For a supposedly communist regime, Castro’s reforms have been nothing if not unorthodox. The public is generally familiar with his market-leaning reforms—such as removing the restrictions on cell phones, encouraging private enterprise, and limiting the role of the state—but he has done much more than that. He has removed restrictions on purchasing DVD players, computers, and microwaves, and recently expanded self-employment in sectors like hairdressing and watch repairs. Last year, he called for hundreds of reforms similar to the Chinese economic model, such as the transfer of up to 40 percent of the workforce to the private sector by 2015, and his motion to allow Cubans to buy and sell property was approved by the Cuban Communist Party.
Castro also endorsed plans for limiting presidential mandates while further deregulating industries within the Cuban economy, such as agriculture.
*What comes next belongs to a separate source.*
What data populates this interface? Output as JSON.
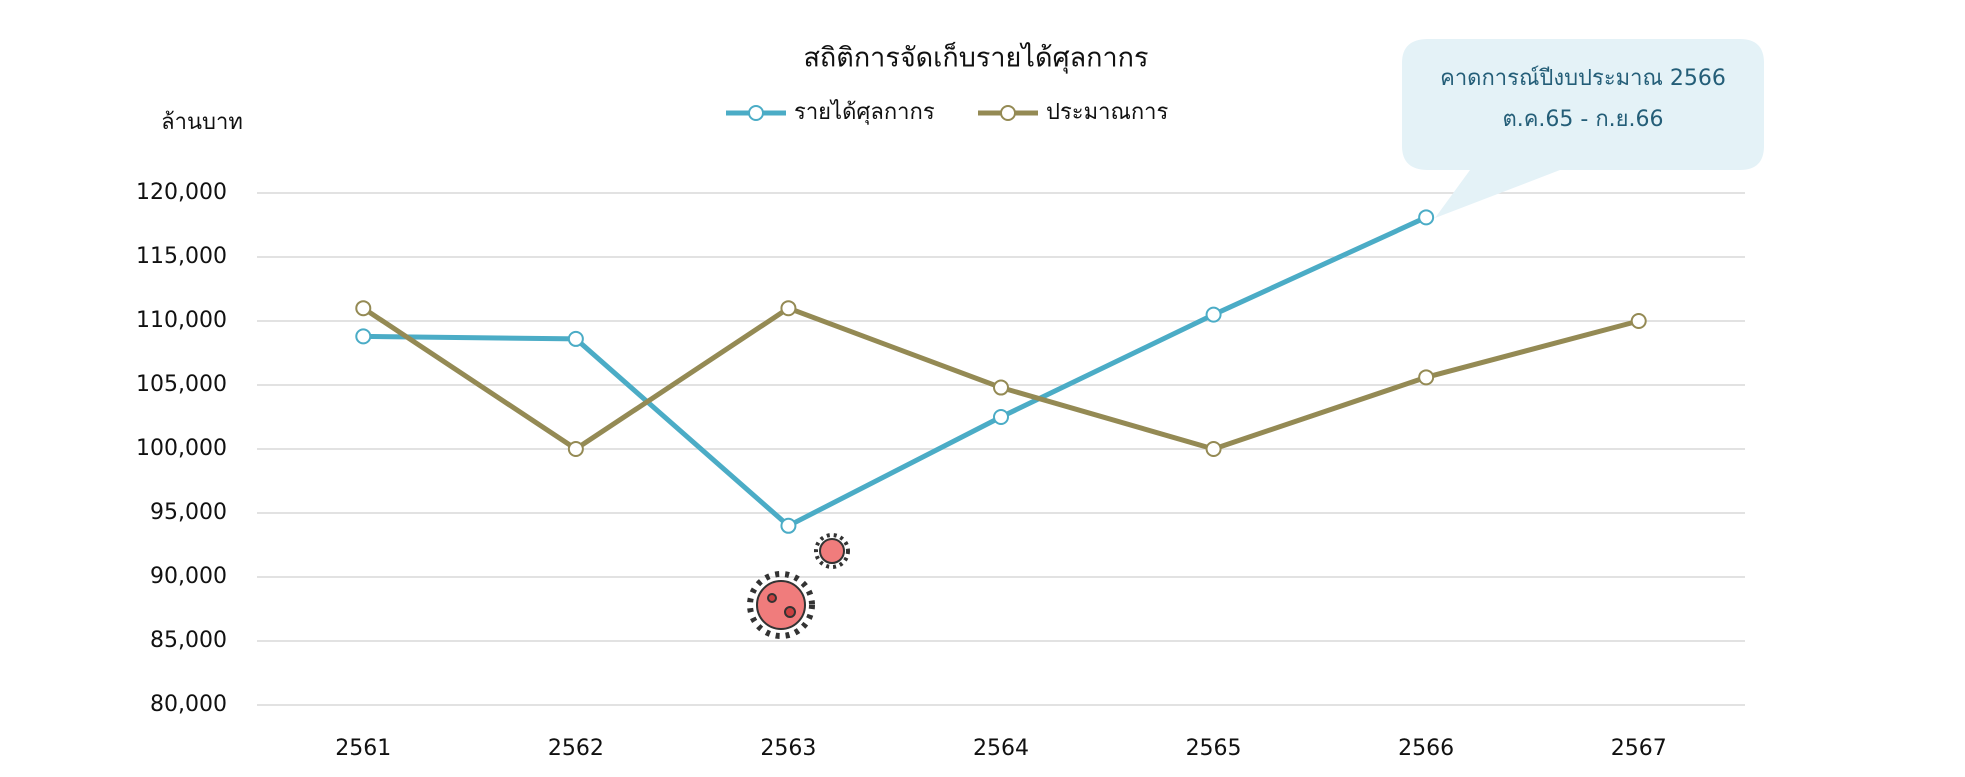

Many of his reforms have strayed further from the communist tradition than anything Fidel ever enacted, and he has even made statements that indicate opposition to communism as practiced by Fidel.
This is not to say that Cuba will embrace capitalism anytime soon, or that America’s languished diplomatic and trade relations with the island nation will be amended. Cuba’s economic situation is not the same as its political situation. While the evidence suggests that President Castro will continue to open the Cuban economy to the rest of the world, this does not necessarily mean that Castro intends to deviate from communist political traditions.